Hoy volvió el elefante
Hoy volvió el elefante. Mi hija estaba jugando afuera y lo vio dar vuelta la esquina. Corrió a abrazarse a su pata. El animal resopló y movió las orejas, y la siguió hasta la tranquera abierta.
La bestia se detuvo un momento ante la casa, como cualquier viajero que vuelve, y se dirigió lentamente al cobertizo.
Mi hija corría alrededor de él, saltaba y saltaba, como si tuviera resortes, como si no tuviera peso. Los estuve observando desde la galería.

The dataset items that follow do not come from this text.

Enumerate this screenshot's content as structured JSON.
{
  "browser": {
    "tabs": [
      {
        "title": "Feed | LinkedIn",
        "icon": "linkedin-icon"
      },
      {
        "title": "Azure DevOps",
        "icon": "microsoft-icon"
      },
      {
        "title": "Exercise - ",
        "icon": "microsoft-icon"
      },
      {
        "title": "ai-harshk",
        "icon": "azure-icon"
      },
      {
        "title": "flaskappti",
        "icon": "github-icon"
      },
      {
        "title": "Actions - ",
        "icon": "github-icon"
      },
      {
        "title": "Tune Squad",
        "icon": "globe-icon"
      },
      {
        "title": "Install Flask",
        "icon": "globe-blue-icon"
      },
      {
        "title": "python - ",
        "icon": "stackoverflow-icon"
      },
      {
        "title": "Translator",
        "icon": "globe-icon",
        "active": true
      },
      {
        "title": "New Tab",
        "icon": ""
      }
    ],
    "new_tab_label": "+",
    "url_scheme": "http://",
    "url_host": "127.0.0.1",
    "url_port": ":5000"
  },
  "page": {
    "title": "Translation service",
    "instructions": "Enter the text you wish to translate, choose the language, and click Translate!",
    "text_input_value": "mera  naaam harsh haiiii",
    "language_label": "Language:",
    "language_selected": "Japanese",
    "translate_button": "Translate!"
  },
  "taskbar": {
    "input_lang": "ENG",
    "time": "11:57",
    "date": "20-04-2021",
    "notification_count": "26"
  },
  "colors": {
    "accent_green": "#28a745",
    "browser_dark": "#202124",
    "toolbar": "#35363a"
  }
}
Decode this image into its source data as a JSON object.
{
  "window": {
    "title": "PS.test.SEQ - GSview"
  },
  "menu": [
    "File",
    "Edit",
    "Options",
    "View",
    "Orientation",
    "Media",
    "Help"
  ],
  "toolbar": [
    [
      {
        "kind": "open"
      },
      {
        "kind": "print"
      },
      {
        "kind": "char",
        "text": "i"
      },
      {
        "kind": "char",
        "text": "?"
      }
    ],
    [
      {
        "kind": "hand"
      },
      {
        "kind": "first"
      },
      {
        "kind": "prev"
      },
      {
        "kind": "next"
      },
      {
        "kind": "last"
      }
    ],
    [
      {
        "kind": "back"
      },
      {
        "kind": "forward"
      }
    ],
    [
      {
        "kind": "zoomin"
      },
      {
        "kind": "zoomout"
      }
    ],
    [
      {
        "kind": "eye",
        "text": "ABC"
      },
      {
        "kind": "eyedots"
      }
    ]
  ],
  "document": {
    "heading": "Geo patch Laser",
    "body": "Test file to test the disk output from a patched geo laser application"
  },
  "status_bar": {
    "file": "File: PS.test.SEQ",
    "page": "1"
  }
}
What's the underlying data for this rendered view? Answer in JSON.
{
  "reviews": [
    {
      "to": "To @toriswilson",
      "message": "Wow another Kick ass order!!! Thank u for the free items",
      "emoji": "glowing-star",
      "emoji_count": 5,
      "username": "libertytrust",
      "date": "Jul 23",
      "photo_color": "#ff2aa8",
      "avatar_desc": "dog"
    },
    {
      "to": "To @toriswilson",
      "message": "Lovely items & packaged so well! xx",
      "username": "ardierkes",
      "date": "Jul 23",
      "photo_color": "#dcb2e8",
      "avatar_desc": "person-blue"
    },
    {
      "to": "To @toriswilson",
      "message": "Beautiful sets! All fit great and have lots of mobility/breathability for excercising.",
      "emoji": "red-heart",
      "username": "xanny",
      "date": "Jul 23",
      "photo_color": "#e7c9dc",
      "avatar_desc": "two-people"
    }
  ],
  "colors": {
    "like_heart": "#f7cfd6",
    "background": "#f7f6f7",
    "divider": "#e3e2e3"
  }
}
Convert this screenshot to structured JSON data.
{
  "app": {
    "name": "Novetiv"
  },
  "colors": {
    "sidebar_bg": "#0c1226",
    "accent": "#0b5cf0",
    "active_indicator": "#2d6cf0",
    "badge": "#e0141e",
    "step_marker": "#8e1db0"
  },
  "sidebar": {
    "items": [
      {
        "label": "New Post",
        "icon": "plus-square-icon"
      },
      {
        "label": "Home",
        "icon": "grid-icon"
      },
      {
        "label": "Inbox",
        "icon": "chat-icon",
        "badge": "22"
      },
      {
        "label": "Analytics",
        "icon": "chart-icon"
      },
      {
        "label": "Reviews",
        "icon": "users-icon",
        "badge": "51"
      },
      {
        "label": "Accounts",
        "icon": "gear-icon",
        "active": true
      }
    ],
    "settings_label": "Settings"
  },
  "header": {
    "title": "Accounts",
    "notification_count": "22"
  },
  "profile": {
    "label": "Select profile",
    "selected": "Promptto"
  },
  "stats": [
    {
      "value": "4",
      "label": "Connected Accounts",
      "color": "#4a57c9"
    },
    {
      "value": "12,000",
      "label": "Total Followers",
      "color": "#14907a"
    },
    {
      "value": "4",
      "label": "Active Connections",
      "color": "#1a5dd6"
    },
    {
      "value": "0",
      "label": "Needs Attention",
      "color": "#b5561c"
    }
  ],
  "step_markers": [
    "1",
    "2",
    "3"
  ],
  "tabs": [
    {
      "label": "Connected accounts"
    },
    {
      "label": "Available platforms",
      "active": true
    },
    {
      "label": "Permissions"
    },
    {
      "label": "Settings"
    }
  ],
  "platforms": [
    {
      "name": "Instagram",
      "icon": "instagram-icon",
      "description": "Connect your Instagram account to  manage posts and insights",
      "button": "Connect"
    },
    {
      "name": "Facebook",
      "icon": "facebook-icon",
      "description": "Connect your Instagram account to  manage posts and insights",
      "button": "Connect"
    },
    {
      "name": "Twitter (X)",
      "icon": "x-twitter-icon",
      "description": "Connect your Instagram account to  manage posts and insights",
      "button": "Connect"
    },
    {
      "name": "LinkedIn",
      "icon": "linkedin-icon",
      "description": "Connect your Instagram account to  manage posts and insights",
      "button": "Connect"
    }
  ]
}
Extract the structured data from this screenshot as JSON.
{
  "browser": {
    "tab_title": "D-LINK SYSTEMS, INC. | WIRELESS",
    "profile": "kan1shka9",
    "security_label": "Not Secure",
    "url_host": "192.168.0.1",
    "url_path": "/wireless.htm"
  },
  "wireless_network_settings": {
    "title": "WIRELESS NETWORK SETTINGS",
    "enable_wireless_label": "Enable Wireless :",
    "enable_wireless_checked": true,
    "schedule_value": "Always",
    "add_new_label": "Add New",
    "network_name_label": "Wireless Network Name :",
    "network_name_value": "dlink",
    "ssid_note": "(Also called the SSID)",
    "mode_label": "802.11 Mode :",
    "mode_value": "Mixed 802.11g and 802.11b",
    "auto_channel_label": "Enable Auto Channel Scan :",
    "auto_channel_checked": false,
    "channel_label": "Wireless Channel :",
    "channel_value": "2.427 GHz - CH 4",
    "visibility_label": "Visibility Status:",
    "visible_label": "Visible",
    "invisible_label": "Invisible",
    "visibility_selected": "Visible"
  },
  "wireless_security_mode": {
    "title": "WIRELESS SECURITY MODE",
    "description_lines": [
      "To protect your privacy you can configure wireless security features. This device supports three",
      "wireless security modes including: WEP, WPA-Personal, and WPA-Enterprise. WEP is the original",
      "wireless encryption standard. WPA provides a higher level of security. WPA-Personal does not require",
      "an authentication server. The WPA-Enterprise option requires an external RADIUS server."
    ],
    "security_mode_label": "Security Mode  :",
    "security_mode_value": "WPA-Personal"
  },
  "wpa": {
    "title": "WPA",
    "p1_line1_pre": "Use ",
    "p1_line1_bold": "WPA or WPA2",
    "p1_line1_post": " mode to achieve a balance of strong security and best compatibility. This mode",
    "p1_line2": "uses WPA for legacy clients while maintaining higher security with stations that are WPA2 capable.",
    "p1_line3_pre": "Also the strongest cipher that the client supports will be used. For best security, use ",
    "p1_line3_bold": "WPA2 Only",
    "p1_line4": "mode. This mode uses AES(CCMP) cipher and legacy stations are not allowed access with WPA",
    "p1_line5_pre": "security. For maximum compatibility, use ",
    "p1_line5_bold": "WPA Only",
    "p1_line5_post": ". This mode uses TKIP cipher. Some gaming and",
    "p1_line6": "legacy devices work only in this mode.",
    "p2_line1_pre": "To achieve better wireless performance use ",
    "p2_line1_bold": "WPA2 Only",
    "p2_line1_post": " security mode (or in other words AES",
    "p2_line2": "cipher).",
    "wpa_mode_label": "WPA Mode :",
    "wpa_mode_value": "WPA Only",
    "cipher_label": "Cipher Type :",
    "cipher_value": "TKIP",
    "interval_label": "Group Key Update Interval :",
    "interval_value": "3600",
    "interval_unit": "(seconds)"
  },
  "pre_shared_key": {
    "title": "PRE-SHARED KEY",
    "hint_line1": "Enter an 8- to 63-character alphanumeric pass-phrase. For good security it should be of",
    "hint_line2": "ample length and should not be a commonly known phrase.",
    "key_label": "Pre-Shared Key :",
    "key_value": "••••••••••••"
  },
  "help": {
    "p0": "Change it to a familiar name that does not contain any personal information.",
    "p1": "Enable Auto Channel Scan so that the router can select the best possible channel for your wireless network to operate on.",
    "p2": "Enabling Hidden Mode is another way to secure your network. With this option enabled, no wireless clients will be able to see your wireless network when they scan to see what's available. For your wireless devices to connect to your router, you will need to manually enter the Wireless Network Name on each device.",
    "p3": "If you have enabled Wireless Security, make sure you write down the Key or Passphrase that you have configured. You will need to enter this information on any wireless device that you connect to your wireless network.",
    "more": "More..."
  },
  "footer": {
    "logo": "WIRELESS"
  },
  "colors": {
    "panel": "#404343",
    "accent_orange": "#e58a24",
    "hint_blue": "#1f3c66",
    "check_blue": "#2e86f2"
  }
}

Creo que era el de siempre, aunque con ellos nunca se sabe.
Me acerqué, le di la vuelta, le palmeé el cachete y pude aspirar su viejo olor a viaje y polvo. Me miraba con sus ojos chiquitos, y sacudía la cabezota con parsimonia.
Una oleada de tristeza y reconocimiento me atravesó, un aroma de infancias. El elefante movió la pata delantera, se bamboleó, acompasando mi pensamiento. Después le llenamos de agua un barril, y bebió con gusto. Quedó adormilado, o pensativo.
De a poco comenzaron a llegar los vecinos, rodeados por los chicos del barrio, y su viaje se fue armando en medio de comentarios excitados.
Había llegado por la playa, entre las olas y las gaviotas. Lo habían visto por el lado de los acantilados, cuando la marea retira el mar y vuelve la arena. Lo habían visto caminar, solemne, al costado de la ruta, en el sector en el que los acantilados amenazan derrumbe. Los autos aminoraban la marcha y lo sobrepasaban, a prudente distancia. Él continuaba su avance, indiferente a los gritos y a las fotos que le tomaban los turistas y los pescadores.
En un momento lo escoltó un auto de la policía, pero después desistieron, tal vez por algo relacionado con las jurisdicciones y las rutas.
Así llegó a la casa, sin titubear un segundo, sin detenerse, aparecido Dios sabe de dónde.
Mi esposa estaba contenta. Se había parado junto a mí y lo miraba, maravillada. Ante sus ojos se materializaba un mito familiar, y ella era parte.
Me apoyó la mano en el hombro y luego, como soñando, me acarició la espalda concariño. Mis hijos le hablaban al elefante, pasaban debajo de su panza, se dejaban empujar con suavidad por la trompa algo errática. Todo era cierto.
Hacia la tarde bajó la excitación y los vecinos se fueron retirando.
Los más memoriosos fueron los más reticentes, y se quedaban comentando el caso en la esquina, bajo el farol que ya empezaba a convocar mariposas nocturnas.
Sacamos las sillas al parque y encendí un fuego en la parrilla. Anochecía. Extrañé a mis padres, pensé cuánto les hubiera gustado verlo llegar, sin dudar, a esta casa nueva.
Como ellos mismos lo vieron volver, jóvenes y recién casados. Como todos en la familia, cada uno, siempre.